Random Graph and Network Simulations
RANDOM GRAPHS AND NETWORK SIMULATIONS SYLLABUS
Course Status: Elective
Background and overall aim of the course:
The success of the new science of networks is partly due to the realization of universal features in a wide range of applications, but also due to very successful simple models. The following questions will be discussed: How to identify the relevance of some properties of a network? How to construct adequate reference systems? How to modify basic models to improve agreement with empirical observations? What are the typical processes on random networks? How to write efficient programs to simulate networks and processes on them?
The course covers the simplest random network model (the Erdös-Rényi graph), the configuration model, and tailored random graph models.
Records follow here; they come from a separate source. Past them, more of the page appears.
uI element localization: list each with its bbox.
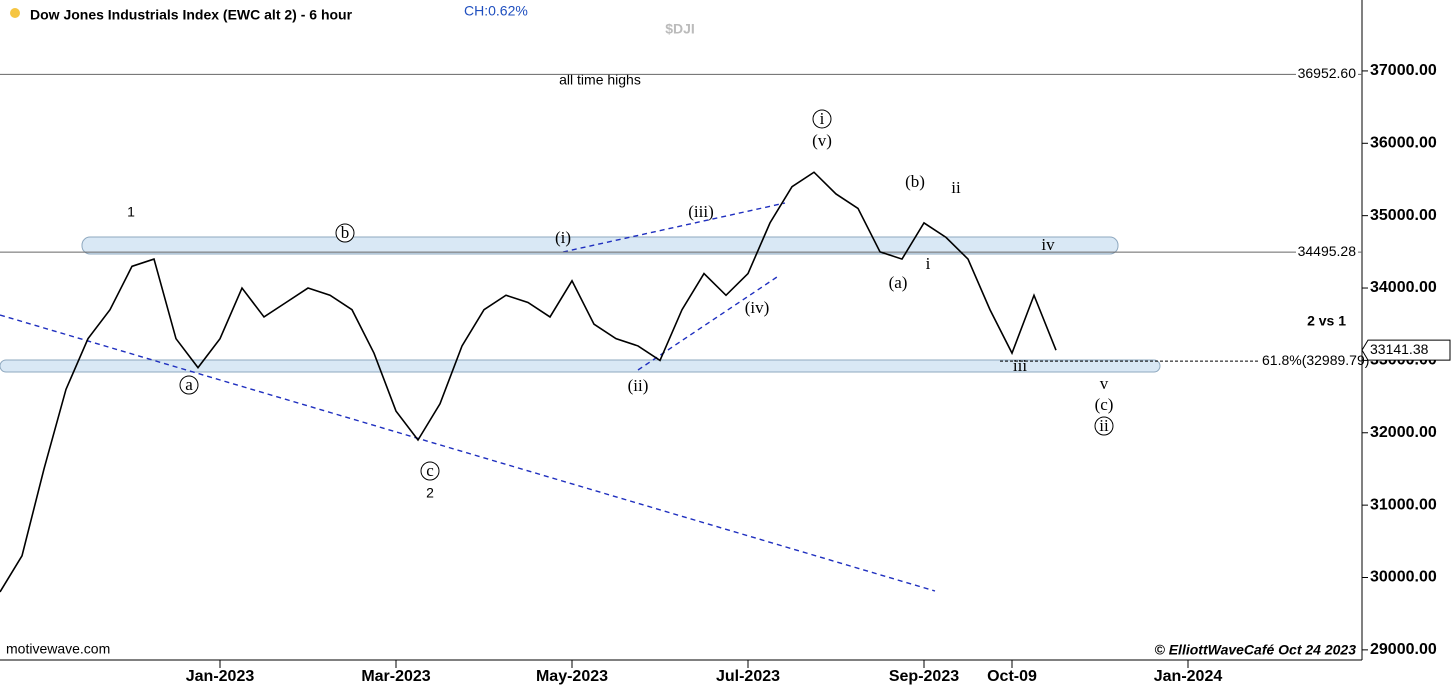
wave-circle [1094,416,1114,436]
wave-label: 1 [127,204,135,220]
level-label: 36952.60 [1298,65,1357,81]
level-label-bg [1296,66,1358,83]
y-tick-label: 34000.00 [1370,279,1437,296]
y-tick-label: 35000.00 [1370,207,1437,224]
wave-label: v [1100,374,1109,393]
wave-circle [812,109,832,129]
y-tick-label: 29000.00 [1370,641,1437,658]
wave-circle [420,461,440,481]
x-tick-label: Oct-09 [987,668,1037,685]
y-tick-label: 31000.00 [1370,496,1437,513]
support-band [0,359,1161,373]
x-tick-label: Jul-2023 [716,668,780,685]
resistance-band [81,236,1119,255]
last-price-box [1361,339,1451,361]
x-tick-label: May-2023 [536,668,608,685]
wave-label: a [185,375,193,394]
wave-label: (v) [812,131,832,150]
trendline [0,314,936,592]
copyright: © ElliottWaveCafé Oct 24 2023 [1155,642,1357,658]
wave-label: (iii) [688,202,714,221]
trendline [562,202,786,253]
level-label: 34495.28 [1298,243,1357,259]
wave-circle [335,223,355,243]
wave-label: i [926,254,931,273]
wave-label: 2 [426,485,434,501]
wave-label: iii [1013,356,1027,375]
wave-label: (b) [905,172,925,191]
fib-label: 61.8%(32989.79) [1262,352,1369,368]
wave-label: (iv) [745,298,770,317]
wave-label: (a) [889,273,908,292]
wave-label: (ii) [628,376,649,395]
y-tick-label: 30000.00 [1370,569,1437,586]
wave-label: i [820,109,825,128]
wave-circle [179,375,199,395]
wave-label: b [341,223,350,242]
price-line [0,171,1057,593]
wave-label: iv [1041,235,1055,254]
chart-title: Dow Jones Industrials Index (EWC alt 2) … [30,7,353,23]
wave-label: c [426,461,434,480]
x-tick-label: Jan-2024 [1154,668,1223,685]
x-tick-label: Sep-2023 [889,668,959,685]
wave-label: ii [1099,416,1109,435]
annotation: all time highs [559,72,641,88]
wave-label: (i) [555,228,571,247]
note: 2 vs 1 [1307,313,1346,329]
source-label: motivewave.com [6,641,110,657]
trendline [637,274,781,371]
x-tick-label: Jan-2023 [186,668,255,685]
x-tick-label: Mar-2023 [361,668,430,685]
y-tick-label: 32000.00 [1370,424,1437,441]
last-price-label: 33141.38 [1370,341,1429,357]
change-label: CH:0.62% [464,3,528,19]
wave-label: ii [951,178,961,197]
status-dot [10,8,20,18]
level-label-bg [1296,244,1358,261]
y-tick-label: 37000.00 [1370,62,1437,79]
wave-label: (c) [1095,395,1114,414]
y-tick-label: 36000.00 [1370,135,1437,152]
symbol-watermark: $DJI [665,21,695,37]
We will deal with the Watts-Strogatz small world model, the Barabási-Albert preferential attachment model and its modifications, with geographical scale free models. We will also discuss diffusion and spreading on complex networks.
This course builds to some extent on “Fundamental ideas in network science” and it focuses on improving skills so that students can actively apply the concepts.
The learning outcomes of the course.
By successfully absolving the course the students will be able to:
- Use simple networks to model empirical observations;
- Model dynamic processes on complex networks;
- Define appropriate reference systems to validate or disprove network hypotheses
- Write programs for random graphs and processes on them
Planned weekly schedule:
2 Erdös-Rényi graph
3 Configuration model
4 Tailoring random graph models
5 Small world model
6 Power law degree distribution Assignment
7 Mesosopic structures Handing out the projects
8 Weighted network models
9 Diffusion and spreading on networks
10 Bursty signals and temporal networks
11 Multi agent modeling Assignment
12 Project presentation
Understanding our complex world. Complex networks are everywhere: examples. Graph properties and measures. Universal features.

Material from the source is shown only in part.